Di Pegunungan Mackenzie Kanada, para arkeolog menemukan senjata dari para pemburu karibu awal di ladang-ladang cemara yang mencair - seperti panah kayu birch ini (dalam empat bagian) dengan ujung batu. Gambar: Universitas Calgary
Membaca Dengan mencairnya salju berusia berabad-abad sebagai akibat dari pemanasan global, harta arkeologis muncul di beberapa tempat: di Pegunungan Mackenzie Kanada, para peneliti telah menemukan senjata yang berusia 2.400 tahun dari orang-orang Aborigin sebelumnya. Seperti yang diduga oleh para ilmuwan Kanada, para pemburu mengikuti kawanan karibu di musim panas di pegunungan yang sejuk, tempat perlindungan rusa terhadap kawanan nyamuk dan panas. Selain senjata, karibu juga telah dilestarikan di salju yang mencair, yang memungkinkan para ilmuwan untuk mempelajari komunitas tumbuhan dan parasit sebelumnya di Pegunungan Mackenzie, Tom Andrews dari Prince of Wales Pusat Warisan Utara di Yellowknife dan rekan-rekannya melaporkan dalam siaran pers dari Institut Kutub Utara. Amerika Utara. Titik awal untuk penemuan di Pegunungan Mackenzie adalah penemuan di Wilayah Yukon: Pada tahun 1997, para pemburu menemukan batang panah berusia 4.300 tahun di salju yang mencair. Andrews kemudian memiliki gagasan bahwa artefak semacam itu juga dapat ditemukan di daerah Pegunungan Mackenzie. Bahkan di wilayah ini mencair dengan meningkatnya suhu dari jilatan salju, yang sebelumnya selalu selamat musim panas. Arkeolog mencarter helikopter untuk menyelidiki beberapa bidang kembang api yang terkenal.

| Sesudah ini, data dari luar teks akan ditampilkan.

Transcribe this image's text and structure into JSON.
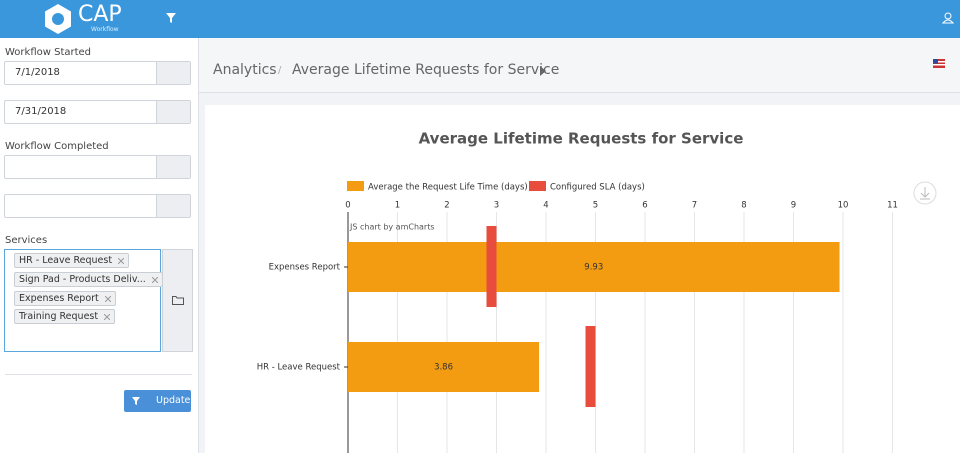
{
  "header": {
    "logo": "CAP",
    "logo_sub": "Workflow"
  },
  "sidebar": {
    "workflow_started_label": "Workflow Started",
    "started_from": "7/1/2018",
    "started_to": "7/31/2018",
    "workflow_completed_label": "Workflow Completed",
    "services_label": "Services",
    "services": [
      "HR - Leave Request",
      "Sign Pad - Products Deliv...",
      "Expenses Report",
      "Training Request"
    ],
    "update_button": "Update"
  },
  "breadcrumb": {
    "items": [
      "Analytics",
      "Average Lifetime Requests for Service"
    ],
    "separator": "/"
  },
  "chart_data": {
    "type": "bar",
    "orientation": "horizontal",
    "title": "Average Lifetime Requests for Service",
    "categories": [
      "Expenses Report",
      "HR - Leave Request"
    ],
    "series": [
      {
        "name": "Average the Request Life Time (days)",
        "color": "#f39c12",
        "values": [
          9.93,
          3.86
        ]
      },
      {
        "name": "Configured SLA (days)",
        "color": "#e74c3c",
        "values": [
          3,
          5
        ]
      }
    ],
    "xlim": [
      0,
      12
    ],
    "xticks": [
      0,
      1,
      2,
      3,
      4,
      5,
      6,
      7,
      8,
      9,
      10,
      11
    ],
    "grid": true,
    "credit": "JS chart by amCharts"
  }
}
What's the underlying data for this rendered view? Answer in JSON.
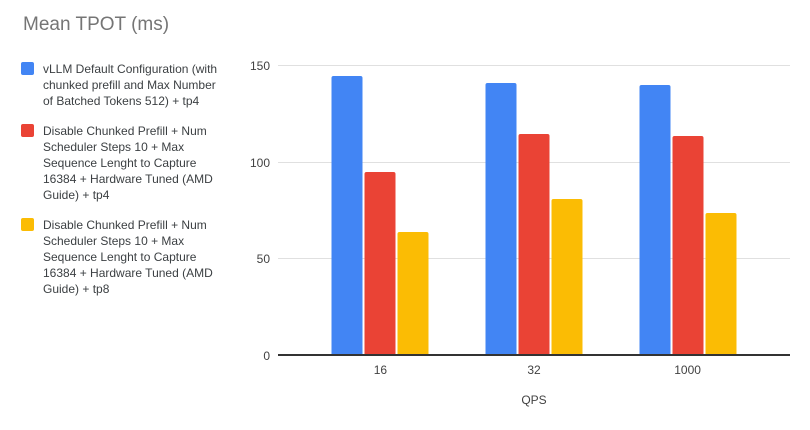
{
  "chart_data": {
    "type": "bar",
    "title": "Mean TPOT (ms)",
    "categories": [
      "16",
      "32",
      "1000"
    ],
    "series": [
      {
        "name": "vLLM Default Configuration (with chunked prefill and Max Number of Batched Tokens 512) + tp4",
        "color": "#4285F4",
        "values": [
          145,
          141,
          140
        ]
      },
      {
        "name": "Disable Chunked Prefill + Num Scheduler Steps 10 + Max Sequence Lenght to Capture 16384 + Hardware Tuned (AMD Guide) + tp4",
        "color": "#EA4335",
        "values": [
          95,
          115,
          114
        ]
      },
      {
        "name": "Disable Chunked Prefill + Num Scheduler Steps 10 + Max Sequence Lenght to Capture 16384 + Hardware Tuned (AMD Guide) + tp8",
        "color": "#FBBC04",
        "values": [
          64,
          81,
          74
        ]
      }
    ],
    "xlabel": "QPS",
    "ylabel": "",
    "ylim": [
      0,
      150
    ],
    "yticks": [
      0,
      50,
      100,
      150
    ],
    "grid": true,
    "legend_position": "left",
    "axis_colors": {
      "gridline": "#e0e0e0",
      "baseline": "#333333",
      "tick_label": "#424242",
      "title": "#757575"
    }
  }
}
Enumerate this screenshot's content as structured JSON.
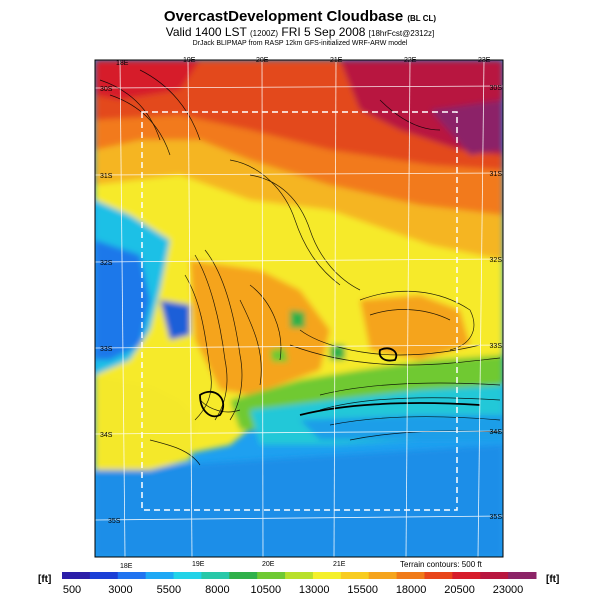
{
  "title": {
    "main": "OvercastDevelopment Cloudbase",
    "main_suffix": "(BL CL)",
    "valid_prefix": "Valid 1400 LST",
    "valid_utc": "(1200Z)",
    "valid_date": "FRI 5 Sep 2008",
    "valid_suffix": "[18hrFcst@2312z]",
    "credit": "DrJack BLIPMAP from RASP 12km GFS-initialized WRF-ARW model"
  },
  "map": {
    "lon_labels_top": [
      "18E",
      "19E",
      "20E",
      "21E",
      "22E",
      "23E"
    ],
    "lon_labels_bottom": [
      "18E",
      "19E",
      "20E",
      "21E"
    ],
    "lat_labels_left": [
      "30S",
      "31S",
      "32S",
      "33S",
      "34S",
      "35S"
    ],
    "lat_labels_right": [
      "30S",
      "31S",
      "32S",
      "33S",
      "34S",
      "35S"
    ],
    "terrain_note": "Terrain contours: 500 ft"
  },
  "colorbar": {
    "unit_left": "[ft]",
    "unit_right": "[ft]",
    "ticks": [
      "500",
      "3000",
      "5500",
      "8000",
      "10500",
      "13000",
      "15500",
      "18000",
      "20500",
      "23000"
    ],
    "colors": [
      "#2b1ea8",
      "#1b3fd6",
      "#1f73f0",
      "#1ea8f5",
      "#22d3e8",
      "#28c8a8",
      "#2fb04a",
      "#6fc933",
      "#b8e02a",
      "#f4f02a",
      "#f8cc20",
      "#f5a41c",
      "#f07a18",
      "#e8451a",
      "#d61d2a",
      "#b8163f",
      "#8c2467"
    ]
  }
}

Lihatlah, para ilmuwan menemukan di sebelah pelempar tombak berusia 2.400 tahun yang juga merupakan milenium Fangschlingen dan busur dan panah, yang digunakan 850 tahun yang lalu.

Teknik berburu dan pengerjaan dari mantan pemburu Kanada mengesankan Andrew dan rekan-rekannya: "Kami menemukan panah kayu? bekerja sangat halus sehingga orang tidak dapat membayangkan bagaimana penduduk asli membuat senjata ini dengan bantuan alat-alat batu. "Para peneliti juga menemukan lapisan karibu yang berumur berabad-abad. Generasi ungulata ini telah meninggalkan mereka di petak-petak salju di pegunungan, tempat mereka mengundurkan diri di musim panas, mungkin untuk melarikan diri dari nyamuk dan panas. Para pemburu mengikuti karibu? sumber makanan penting? senjata mereka kemudian dilindungi oleh endapan salju dan hanya dengan suhu yang lebih hangat hari ini terungkap lagi.

Salju mungkin telah merilis peninggalan lain dari suku pemburu di tempat lain. Ini kemudian harus ditemukan secepat mungkin, karena mereka dengan cepat dihancurkan di luar salju pelindung. Selain senjata, para peneliti juga menganalisis karibu yang dilepaskan dari salju. Dari komposisi sisa-sisa tanaman, serbuk sari dan parasit, mereka berharap dapat belajar tentang ekologi kuno di Pegunungan Mackenzie. Terlepas dari wawasan baru yang berharga tentang alam dan budaya pada masa-masa sebelumnya, pencairan salju yang disebabkan oleh iklim menyebabkan Andrews khawatir: "Apa yang terjadi pada karibu ketika kepingan salju menghilang dan ungulata ini tidak menemukan peluang untuk mundur di musim panas?"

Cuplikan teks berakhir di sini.